DerwenAI / pytextrank

Python implementation of TextRank algorithms ("textgraphs") for phrase extraction
https://derwen.ai/docs/ptr/
MIT License
2.15k stars 333 forks source link

using "noun_chunks" from custom extension #54

Closed fukidzon closed 1 year ago

fukidzon commented 4 years ago

I wanted to use pytextrank together with spacy_udpipe to get keywords from texts in other languages (see https://stackoverflow.com/questions/59824405/spacy-udpipe-with-pytextrank-to-extract-keywords-from-non-english-text) but I realized, that udpipe-spacy somehow "overrides" the original spacy's pipeline so the noun_chunks are not generated (btw: the noun_chunks are created in lang/en/syntax_iterators.py but it doesn't exist for all languages so even if it is called, it doesn't work e.g. for Slovak language)

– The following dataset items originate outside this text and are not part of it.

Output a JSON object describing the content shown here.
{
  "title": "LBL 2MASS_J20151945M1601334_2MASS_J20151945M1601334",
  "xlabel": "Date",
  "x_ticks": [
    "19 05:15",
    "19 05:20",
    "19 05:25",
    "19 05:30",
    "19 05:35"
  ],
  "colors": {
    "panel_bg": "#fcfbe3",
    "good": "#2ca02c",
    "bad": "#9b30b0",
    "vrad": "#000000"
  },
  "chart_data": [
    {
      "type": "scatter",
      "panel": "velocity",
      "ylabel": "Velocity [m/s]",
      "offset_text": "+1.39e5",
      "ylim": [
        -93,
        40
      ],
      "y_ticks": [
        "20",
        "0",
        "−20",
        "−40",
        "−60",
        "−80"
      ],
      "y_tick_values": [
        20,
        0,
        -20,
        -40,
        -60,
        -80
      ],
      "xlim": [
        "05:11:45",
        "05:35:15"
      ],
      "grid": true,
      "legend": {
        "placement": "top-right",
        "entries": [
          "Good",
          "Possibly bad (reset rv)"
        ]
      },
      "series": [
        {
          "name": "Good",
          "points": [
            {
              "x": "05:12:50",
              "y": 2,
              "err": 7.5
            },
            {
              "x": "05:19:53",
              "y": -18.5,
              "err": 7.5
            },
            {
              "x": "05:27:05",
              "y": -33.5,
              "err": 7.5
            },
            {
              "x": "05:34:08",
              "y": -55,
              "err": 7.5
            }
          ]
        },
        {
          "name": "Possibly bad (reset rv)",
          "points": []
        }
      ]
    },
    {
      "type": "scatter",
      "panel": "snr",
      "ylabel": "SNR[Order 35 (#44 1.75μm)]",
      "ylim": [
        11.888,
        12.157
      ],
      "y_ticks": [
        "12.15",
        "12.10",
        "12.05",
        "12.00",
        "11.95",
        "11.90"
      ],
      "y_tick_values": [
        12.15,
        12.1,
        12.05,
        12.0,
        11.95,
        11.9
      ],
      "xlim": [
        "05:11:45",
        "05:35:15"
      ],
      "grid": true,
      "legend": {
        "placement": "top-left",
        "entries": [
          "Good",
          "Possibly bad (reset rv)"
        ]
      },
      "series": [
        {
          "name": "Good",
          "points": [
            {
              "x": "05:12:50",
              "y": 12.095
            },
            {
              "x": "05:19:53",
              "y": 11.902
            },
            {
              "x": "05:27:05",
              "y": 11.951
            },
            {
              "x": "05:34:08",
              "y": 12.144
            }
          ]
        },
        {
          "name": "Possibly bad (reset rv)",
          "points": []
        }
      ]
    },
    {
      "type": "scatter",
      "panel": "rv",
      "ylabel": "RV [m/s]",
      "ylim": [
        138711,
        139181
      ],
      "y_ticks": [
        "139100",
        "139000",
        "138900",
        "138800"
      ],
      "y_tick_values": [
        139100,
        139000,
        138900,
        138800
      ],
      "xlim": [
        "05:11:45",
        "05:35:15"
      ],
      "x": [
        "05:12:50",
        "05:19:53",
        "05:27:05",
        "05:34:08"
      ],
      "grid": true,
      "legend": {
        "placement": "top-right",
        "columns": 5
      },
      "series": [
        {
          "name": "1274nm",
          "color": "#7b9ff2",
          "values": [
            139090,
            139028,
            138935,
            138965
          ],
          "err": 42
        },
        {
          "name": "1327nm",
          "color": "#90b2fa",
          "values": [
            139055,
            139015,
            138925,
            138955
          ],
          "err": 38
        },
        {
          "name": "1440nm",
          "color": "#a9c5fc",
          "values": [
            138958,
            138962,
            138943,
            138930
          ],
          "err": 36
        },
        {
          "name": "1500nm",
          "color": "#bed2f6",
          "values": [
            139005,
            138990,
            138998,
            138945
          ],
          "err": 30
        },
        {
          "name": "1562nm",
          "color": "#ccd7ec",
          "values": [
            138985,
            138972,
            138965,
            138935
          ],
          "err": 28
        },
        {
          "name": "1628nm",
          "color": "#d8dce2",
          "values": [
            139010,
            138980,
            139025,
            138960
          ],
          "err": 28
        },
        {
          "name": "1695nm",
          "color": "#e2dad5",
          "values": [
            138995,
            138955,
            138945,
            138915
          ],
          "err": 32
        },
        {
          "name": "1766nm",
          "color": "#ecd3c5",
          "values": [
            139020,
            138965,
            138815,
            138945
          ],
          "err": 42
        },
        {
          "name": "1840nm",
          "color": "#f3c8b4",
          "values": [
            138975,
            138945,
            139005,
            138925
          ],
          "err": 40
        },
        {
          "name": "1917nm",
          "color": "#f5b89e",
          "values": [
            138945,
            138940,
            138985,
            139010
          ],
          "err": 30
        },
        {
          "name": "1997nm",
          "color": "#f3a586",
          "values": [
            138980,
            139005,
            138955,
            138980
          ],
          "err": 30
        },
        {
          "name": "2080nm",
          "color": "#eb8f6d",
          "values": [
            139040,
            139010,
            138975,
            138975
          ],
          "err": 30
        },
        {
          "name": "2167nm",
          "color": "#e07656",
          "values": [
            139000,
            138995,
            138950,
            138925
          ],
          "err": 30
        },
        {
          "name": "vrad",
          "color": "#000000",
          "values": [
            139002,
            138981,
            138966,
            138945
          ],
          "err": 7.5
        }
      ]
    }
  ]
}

Pytextrank keywords are taken from the spacy doc.noun_chunks, but if the noun_chunks are not generated, pytextrank doesn't work.

Sample code:

import spacy_udpipe, spacy, pytextrank
spacy_udpipe.download("en") # download English model
text = "Compatibility of systems of linear constraints over the set of natural numbers. Criteria of compatibility of a system of linear Diophantine equations, strict inequations, and nonstrict inequations are considered. Upper bounds for components of a minimal set of solutions and algorithms of construction of minimal generating sets of solutions for all types of systems are given. These criteria and the corresponding algorithms for constructing a minimal supporting set of solutions can be used in solving all the considered types systems and systems of mixed types."

# using spacy_udpipe
nlp_udpipe = spacy_udpipe.load("en")
tr = pytextrank.TextRank(logger=None)
nlp_udpipe.add_pipe(tr.PipelineComponent, name="textrank", last=True)
doc_udpipe = nlp_udpipe(text)

print("keywords from udpipe processing:")
for phrase in doc_udpipe._.phrases:
    print("{:.4f} {:5d}  {}".format(phrase.rank, phrase.count, phrase.text))
    print(phrase.chunks)

# loading original spacy model
nlp_spacy = spacy.load("en_core_web_sm")
tr2 = pytextrank.TextRank(logger=None)
nlp_spacy.add_pipe(tr2.PipelineComponent, name="textrank", last=True)
doc_spacy = nlp_spacy(text)

print("keywords from spacy processing:")
for phrase in doc_spacy._.phrases:
    print("{:.4f} {:5d}  {}".format(phrase.rank, phrase.count, phrase.text))
    print(phrase.chunks)

Would it be possible that pytextrank processes the "nounchunks" (candidates for keywords) from a custom extension (function which uses a Matcher and the result is available e.g. as a doc..custom_noun_chunks - see https://github.com/explosion/spaCy/issues/3856 )?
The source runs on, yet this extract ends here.